Unpaired Image-to-Image Translation using Cycle-Consistent Adversarial Networks
Jun-Yan Zhu, Taesung Park, Phillip Isola, Alexei A. Efros | ICCV 2017
In a Nutshell 🥜
Zhu et al.1 tackle the task of image-to-image translation, such as from photos to paintings or even from a horse to a zebra. Formally, the task is to learn a mapping function G: X→Y to translate an image x in source domain X into target domain Y such that ŷ = G(x) is indistinguishable from the distribution of Y. Typically, this task uses an adversarial loss with an adversary that tries to distinguish ŷ apart from a paired image y. However, the paper specifically looks at cases where there is an absence of paired examples x-y to learn from.
To address the absence of paired examples, the paper introduces a cycle consistency loss. The cycle consistency loss is based on the assumption that if we translate an image x in domain X to domain Y with G: X→Y, then translate it back to domain X with F: Y→X, we should arrive back at the image x. Applying this assumption, the paper trains G and F simultaneously an adversarial loss with the addition of a cycle consistency loss that encourages F(G(x)) ≈ x and G(F(y)) ≈ y.
The paper then performs ablation studies and evaluations against baselines and demonstrates improvements in performance. The paper also provides several qualitative examples on a variety of image-to-image translation tasks, such as photos to paintings of various styles, horse to zebra, summer scenery to winter scenery, apples to oranges, semantic segmentation to photos, and Google maps to aerial photos.
Some Thoughts 💭
This paper contributes a cycle consistency loss for the task of image-to-image translation, inspired by the techniques of back translation and reconciliation used by human translators.

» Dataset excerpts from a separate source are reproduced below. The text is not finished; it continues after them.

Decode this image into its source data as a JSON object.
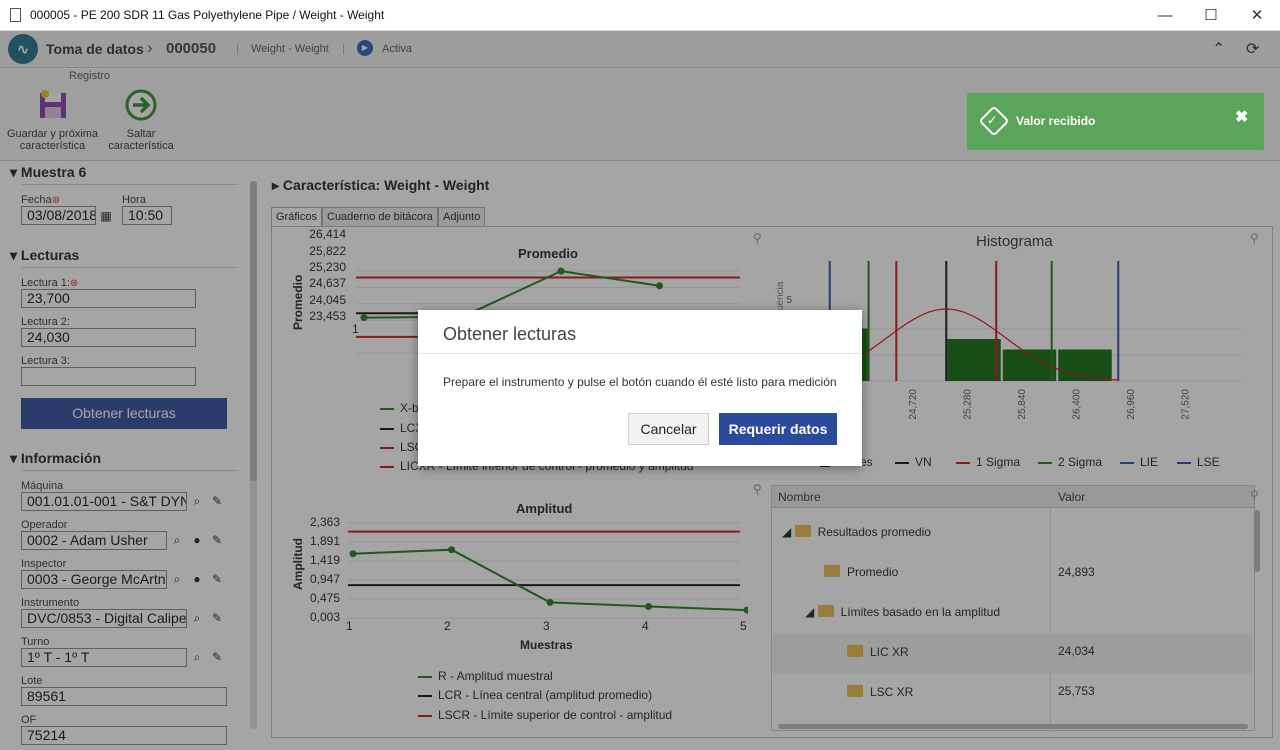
{
  "window": {
    "title": "000005 - PE 200 SDR 11 Gas Polyethylene Pipe / Weight - Weight",
    "minimize": "—",
    "maximize": "☐",
    "close": "✕"
  },
  "header": {
    "app": "Toma de datos",
    "record": "000050",
    "context": "Weight - Weight",
    "status": "Activa",
    "collapse_icon": "⌃",
    "refresh_icon": "⟳"
  },
  "ribbon": {
    "group": "Registro",
    "save_next_l1": "Guardar y próxima",
    "save_next_l2": "característica",
    "skip_l1": "Saltar",
    "skip_l2": "característica"
  },
  "sample": {
    "title": "Muestra 6",
    "date_label": "Fecha",
    "date": "03/08/2018",
    "time_label": "Hora",
    "time": "10:50"
  },
  "readings": {
    "title": "Lecturas",
    "items": [
      {
        "label": "Lectura 1:",
        "value": "23,700"
      },
      {
        "label": "Lectura 2:",
        "value": "24,030"
      },
      {
        "label": "Lectura 3:",
        "value": ""
      }
    ],
    "button": "Obtener lecturas"
  },
  "info": {
    "title": "Información",
    "machine_label": "Máquina",
    "machine": "001.01.01-001 - S&T DYNA",
    "operator_label": "Operador",
    "operator": "0002 - Adam Usher",
    "inspector_label": "Inspector",
    "inspector": "0003 - George McArtney",
    "instrument_label": "Instrumento",
    "instrument": "DVC/0853 - Digital Caliper (",
    "shift_label": "Turno",
    "shift": "1º T - 1º T",
    "lot_label": "Lote",
    "lot": "89561",
    "of_label": "OF",
    "of": "75214"
  },
  "characteristic": {
    "title": "Característica: Weight - Weight"
  },
  "tabs": [
    {
      "label": "Gráficos"
    },
    {
      "label": "Cuaderno de bitácora"
    },
    {
      "label": "Adjunto"
    }
  ],
  "avg_chart": {
    "title": "Promedio",
    "ylabel": "Promedio",
    "yticks": [
      "26,414",
      "25,822",
      "25,230",
      "24,637",
      "24,045",
      "23,453"
    ],
    "xticks": [
      "1"
    ],
    "legend": [
      "X-b",
      "LCX",
      "LSC",
      "LICXR - Límite inferior de control - promedio y amplitud"
    ]
  },
  "range_chart": {
    "title": "Amplitud",
    "ylabel": "Amplitud",
    "xlabel": "Muestras",
    "yticks": [
      "2,363",
      "1,891",
      "1,419",
      "0,947",
      "0,475",
      "0,003"
    ],
    "xticks": [
      "1",
      "2",
      "3",
      "4",
      "5"
    ],
    "legend": [
      "R - Amplitud muestral",
      "LCR - Línea central (amplitud promedio)",
      "LSCR - Límite superior de control - amplitud"
    ]
  },
  "histogram": {
    "title": "Histograma",
    "ylabel": "Frecuencia",
    "ytick": "5",
    "xticks": [
      "23,600",
      "24,160",
      "24,720",
      "25,280",
      "25,840",
      "26,400",
      "26,960",
      "27,520"
    ],
    "legend": [
      "Clases",
      "VN",
      "1 Sigma",
      "2 Sigma",
      "LIE",
      "LSE"
    ]
  },
  "chart_data": [
    {
      "type": "line",
      "title": "Promedio",
      "ylabel": "Promedio",
      "x": [
        1,
        2,
        3,
        4,
        5
      ],
      "series": [
        {
          "name": "X-b",
          "values": [
            24.73,
            24.76,
            26.41,
            25.88,
            null
          ]
        }
      ],
      "reference_lines": {
        "LSC": 26.18,
        "LC": 24.89,
        "LIC": 24.034
      },
      "ylim": [
        23.453,
        26.414
      ]
    },
    {
      "type": "line",
      "title": "Amplitud",
      "xlabel": "Muestras",
      "ylabel": "Amplitud",
      "x": [
        1,
        2,
        3,
        4,
        5
      ],
      "series": [
        {
          "name": "R - Amplitud muestral",
          "values": [
            1.6,
            1.7,
            0.39,
            0.29,
            0.2
          ]
        }
      ],
      "reference_lines": {
        "LSCR": 2.15,
        "LCR": 0.82
      },
      "ylim": [
        0.003,
        2.363
      ]
    },
    {
      "type": "bar",
      "title": "Histograma",
      "bins": [
        {
          "from": 23.7,
          "to": 24.2,
          "count": 5
        },
        {
          "from": 24.9,
          "to": 25.4,
          "count": 4
        },
        {
          "from": 25.4,
          "to": 25.9,
          "count": 3
        },
        {
          "from": 25.9,
          "to": 26.4,
          "count": 3
        }
      ],
      "xlim": [
        23.6,
        27.52
      ]
    }
  ],
  "results": {
    "col_name": "Nombre",
    "col_value": "Valor",
    "rows": [
      {
        "name": "Resultados promedio",
        "value": ""
      },
      {
        "name": "Promedio",
        "value": "24,893"
      },
      {
        "name": "Límites basado en la amplitud",
        "value": ""
      },
      {
        "name": "LIC XR",
        "value": "24,034"
      },
      {
        "name": "LSC XR",
        "value": "25,753"
      }
    ]
  },
  "dialog": {
    "title": "Obtener lecturas",
    "message": "Prepare el instrumento y pulse el botón cuando él esté listo para medición",
    "cancel": "Cancelar",
    "ok": "Requerir datos"
  },
  "toast": {
    "message": "Valor recibido",
    "close_icon": "✖",
    "check_icon": "✓"
  },
  "colors": {
    "accent": "#2b4a9b",
    "toast": "#5ba55b",
    "series": "#1a7a1a",
    "limit_red": "#cc1111"
  }
}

I enjoy the paper’s clarity in explaining both the intuition and implementation of the cycle consistency loss.
The examples provided in the paper and on the project website also nicely illustrate the fun and creative potential applications.
Zhu, J. Y., Park, T., Isola, P., & Efros, A. A. (2017). Unpaired image-to-image translation using cycle-consistent adversarial networks. In Proceedings of the IEEE international conference on computer vision (pp. 2223-2232).